I have a different outlook. I think the GTD Way of collecting all your incompletes, doing the resulting 2-minute jobs and planning the others is an excellent way to get control, while the Covey/Hobbs method is an excellent way of keeping control once you have got it.
My evidence?
People have asked me how I manage so many responsibilities (job, home, family, IAM, IPI, Cardiff Speakers Club,) and my answer is that I can do this because of my mastery of the Covey/Hobbs method, but if I was to take on those responsibilities all at once I would start with GTD until I got things compartmentalised.
I feel this way because both GTD and Covey/Hobbs promote
- planning at the start of a week,
- scheduling the things that can or could be done at a particular time (your priorities, which can include your personal priorities),
- then making lists of the things that need to be done but which have no appointed time.
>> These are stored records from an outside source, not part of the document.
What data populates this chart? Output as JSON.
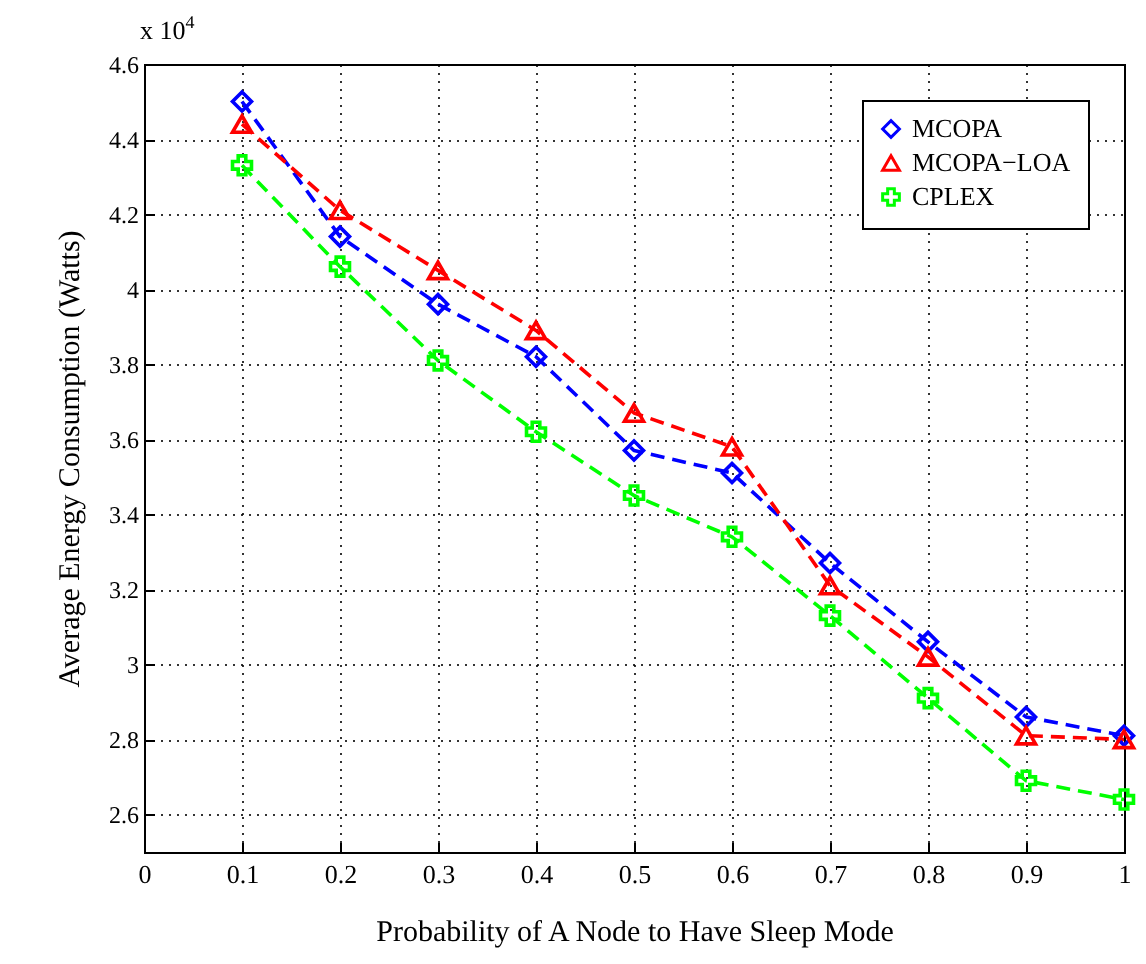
{
  "chart_data": {
    "type": "line",
    "xlabel": "Probability of A Node to Have Sleep Mode",
    "ylabel": "Average Energy Consumption (Watts)",
    "annotations": [
      "x 10$^{4}$"
    ],
    "x": [
      0.1,
      0.2,
      0.3,
      0.4,
      0.5,
      0.6,
      0.7,
      0.8,
      0.9,
      1.0
    ],
    "series": [
      {
        "name": "MCOPA",
        "color": "#0000ff",
        "marker": "diamond",
        "values": [
          4.5,
          4.14,
          3.96,
          3.82,
          3.57,
          3.51,
          3.27,
          3.06,
          2.86,
          2.81
        ]
      },
      {
        "name": "MCOPA−LOA",
        "color": "#ff0000",
        "marker": "triangle",
        "values": [
          4.44,
          4.21,
          4.05,
          3.89,
          3.67,
          3.58,
          3.21,
          3.02,
          2.81,
          2.8
        ]
      },
      {
        "name": "CPLEX",
        "color": "#00ff00",
        "marker": "cross",
        "values": [
          4.33,
          4.06,
          3.81,
          3.62,
          3.45,
          3.34,
          3.13,
          2.91,
          2.69,
          2.64
        ]
      }
    ],
    "xlim": [
      0,
      1
    ],
    "xticks": [
      0,
      0.1,
      0.2,
      0.3,
      0.4,
      0.5,
      0.6,
      0.7,
      0.8,
      0.9,
      1
    ],
    "ylim": [
      2.5,
      4.6
    ],
    "yticks": [
      2.6,
      2.8,
      3,
      3.2,
      3.4,
      3.6,
      3.8,
      4,
      4.2,
      4.4,
      4.6
    ],
    "grid": true,
    "legend": "top right",
    "line_style": "dashed"
  }
}
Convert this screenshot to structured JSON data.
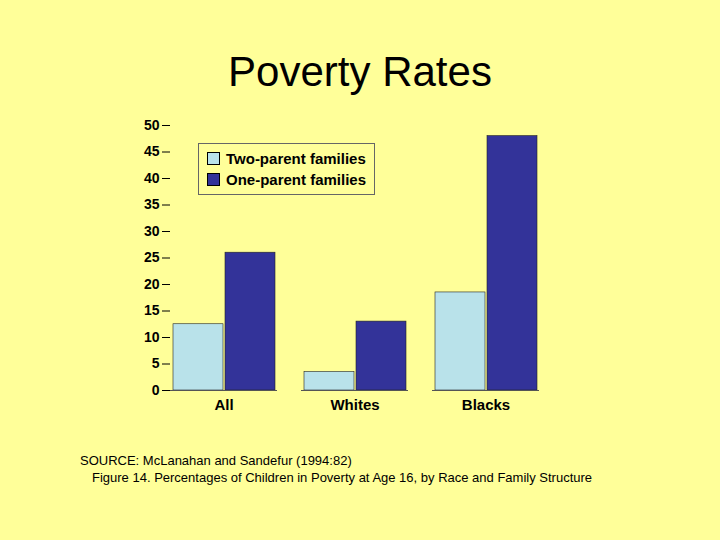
{
  "chart_data": {
    "type": "bar",
    "title": "Poverty Rates",
    "categories": [
      "All",
      "Whites",
      "Blacks"
    ],
    "series": [
      {
        "name": "Two-parent families",
        "color": "#b9e2ea",
        "values": [
          12.5,
          3.5,
          18.5
        ]
      },
      {
        "name": "One-parent families",
        "color": "#333399",
        "values": [
          26,
          13,
          48
        ]
      }
    ],
    "ylim": [
      0,
      50
    ],
    "yticks": [
      0,
      5,
      10,
      15,
      20,
      25,
      30,
      35,
      40,
      45,
      50
    ],
    "grid": false,
    "legend": "top-left",
    "annotations": [
      "SOURCE: McLanahan and Sandefur (1994:82)",
      "Figure 14. Percentages of Children in Poverty at Age 16, by Race and Family Structure"
    ]
  }
}
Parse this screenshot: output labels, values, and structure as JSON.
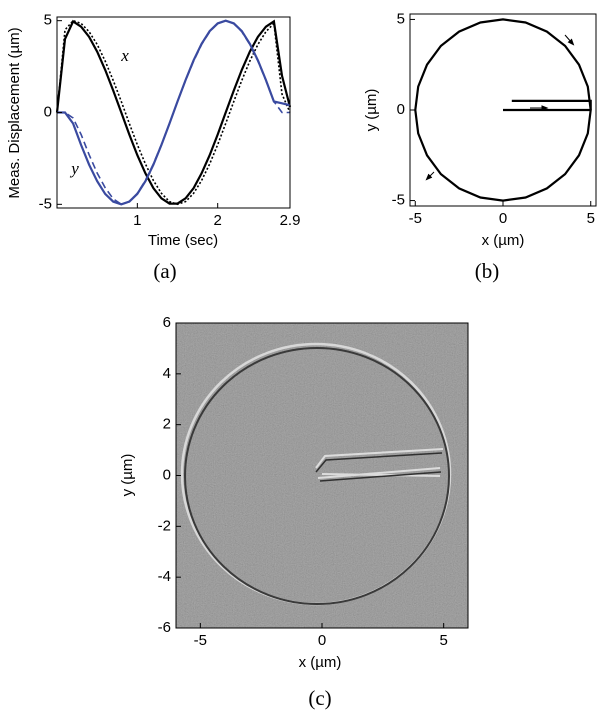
{
  "chart_data": [
    {
      "type": "line",
      "caption": "(a)",
      "xlabel": "Time (sec)",
      "ylabel": "Meas. Displacement (µm)",
      "annotations": [
        "x",
        "y"
      ],
      "xlim": [
        0,
        2.9
      ],
      "ylim": [
        -5.2,
        5.2
      ],
      "xticks": [
        1,
        2,
        2.9
      ],
      "yticks": [
        -5,
        0,
        5
      ],
      "x": [
        0,
        0.1,
        0.2,
        0.3,
        0.4,
        0.5,
        0.6,
        0.7,
        0.8,
        0.9,
        1.0,
        1.1,
        1.2,
        1.3,
        1.4,
        1.5,
        1.6,
        1.7,
        1.8,
        1.9,
        2.0,
        2.1,
        2.2,
        2.3,
        2.4,
        2.5,
        2.6,
        2.7,
        2.8,
        2.9
      ],
      "series": [
        {
          "color": "#000000",
          "dash": "dotted",
          "values": [
            0,
            4.5,
            5,
            4.85,
            4.4,
            3.7,
            2.8,
            1.75,
            0.6,
            -0.6,
            -1.75,
            -2.8,
            -3.7,
            -4.4,
            -4.85,
            -5,
            -4.85,
            -4.4,
            -3.7,
            -2.8,
            -1.75,
            -0.6,
            0.6,
            1.75,
            2.8,
            3.7,
            4.4,
            4.85,
            1.0,
            0.0
          ]
        },
        {
          "color": "#3a4aa0",
          "dash": "dashed",
          "values": [
            0,
            0,
            -0.3,
            -1.2,
            -2.3,
            -3.3,
            -4.1,
            -4.7,
            -5,
            -4.85,
            -4.4,
            -3.7,
            -2.8,
            -1.75,
            -0.6,
            0.6,
            1.75,
            2.8,
            3.7,
            4.4,
            4.85,
            5,
            4.85,
            4.4,
            3.7,
            2.8,
            1.75,
            0.6,
            0.0,
            0.0
          ]
        },
        {
          "color": "#000000",
          "dash": "solid",
          "values": [
            0,
            4.0,
            4.96,
            4.67,
            4.12,
            3.31,
            2.32,
            1.2,
            0,
            -1.2,
            -2.32,
            -3.31,
            -4.12,
            -4.67,
            -4.96,
            -4.96,
            -4.67,
            -4.12,
            -3.31,
            -2.32,
            -1.2,
            0,
            1.2,
            2.32,
            3.31,
            4.12,
            4.67,
            4.96,
            2.0,
            0.3
          ]
        },
        {
          "color": "#3a4aa0",
          "dash": "solid",
          "values": [
            0,
            0,
            -0.6,
            -1.77,
            -2.84,
            -3.74,
            -4.43,
            -4.85,
            -5,
            -4.85,
            -4.43,
            -3.74,
            -2.84,
            -1.77,
            -0.6,
            0.6,
            1.77,
            2.84,
            3.74,
            4.43,
            4.85,
            5,
            4.85,
            4.43,
            3.74,
            2.84,
            1.77,
            0.6,
            0.5,
            0.4
          ]
        }
      ]
    },
    {
      "type": "line",
      "caption": "(b)",
      "xlabel": "x (µm)",
      "ylabel": "y (µm)",
      "xlim": [
        -5.3,
        5.3
      ],
      "ylim": [
        -5.3,
        5.3
      ],
      "xticks": [
        -5,
        0,
        5
      ],
      "yticks": [
        -5,
        0,
        5
      ],
      "x": [
        0,
        2.5,
        5,
        4.83,
        4.33,
        3.54,
        2.5,
        1.29,
        0,
        -1.29,
        -2.5,
        -3.54,
        -4.33,
        -4.83,
        -5,
        -4.83,
        -4.33,
        -3.54,
        -2.5,
        -1.29,
        0,
        1.29,
        2.5,
        3.54,
        4.33,
        4.83,
        5,
        5,
        0.5
      ],
      "series": [
        {
          "color": "#000000",
          "dash": "solid",
          "values": [
            0,
            0,
            0,
            -1.29,
            -2.5,
            -3.54,
            -4.33,
            -4.83,
            -5,
            -4.83,
            -4.33,
            -3.54,
            -2.5,
            -1.29,
            0,
            1.29,
            2.5,
            3.54,
            4.33,
            4.83,
            5,
            4.83,
            4.33,
            3.54,
            2.5,
            1.29,
            0,
            0.5,
            0.5
          ]
        }
      ]
    },
    {
      "type": "image",
      "caption": "(c)",
      "xlabel": "x (µm)",
      "ylabel": "y (µm)",
      "xlim": [
        -6,
        6
      ],
      "ylim": [
        -6,
        6
      ],
      "xticks": [
        -5,
        0,
        5
      ],
      "yticks": [
        -6,
        -4,
        -2,
        0,
        2,
        4,
        6
      ]
    }
  ]
}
Both require knowing the end result in advance and deciding what to do about it next. Overthinking it may identify one as requiring ‘task-to-objective’ thinking while the other would be seen as having an ‘objective-to-task’ perspective but in all practicality, they end up being the same process, which is asking “What I gotta do to get what I wanna get?” and then planning to do that action, somewhere.
GTD would have you put them on separate lists, whereas Covey/Hobbs would have you actually plan them into a day. Both philosophies advocate carrying the system with you. GTD would say separate lists obviate re-writing that which is not done, while the alternative is to rewrite unfinished tasks in the next day’s list. (Which takes seconds, or even less if you’re a digi-planner. Oh, the time saved……)
And that, lorries and gelatines, is the only difference. Which is hardly a difference over which one should declare war.
As always, my advice would be to master your preferred method and leave the other well alone, because there is a tendency to try and do both at the same time and when you do that your head gets cluttered – which defeats the objective of either style.
Pick one. Master it. And reap the rewards.
Oh, and unlike all those GTD examples of people who get an e-mail a minute (and I have never, ever met one), I get about 10 a day. Makes life a tad easier.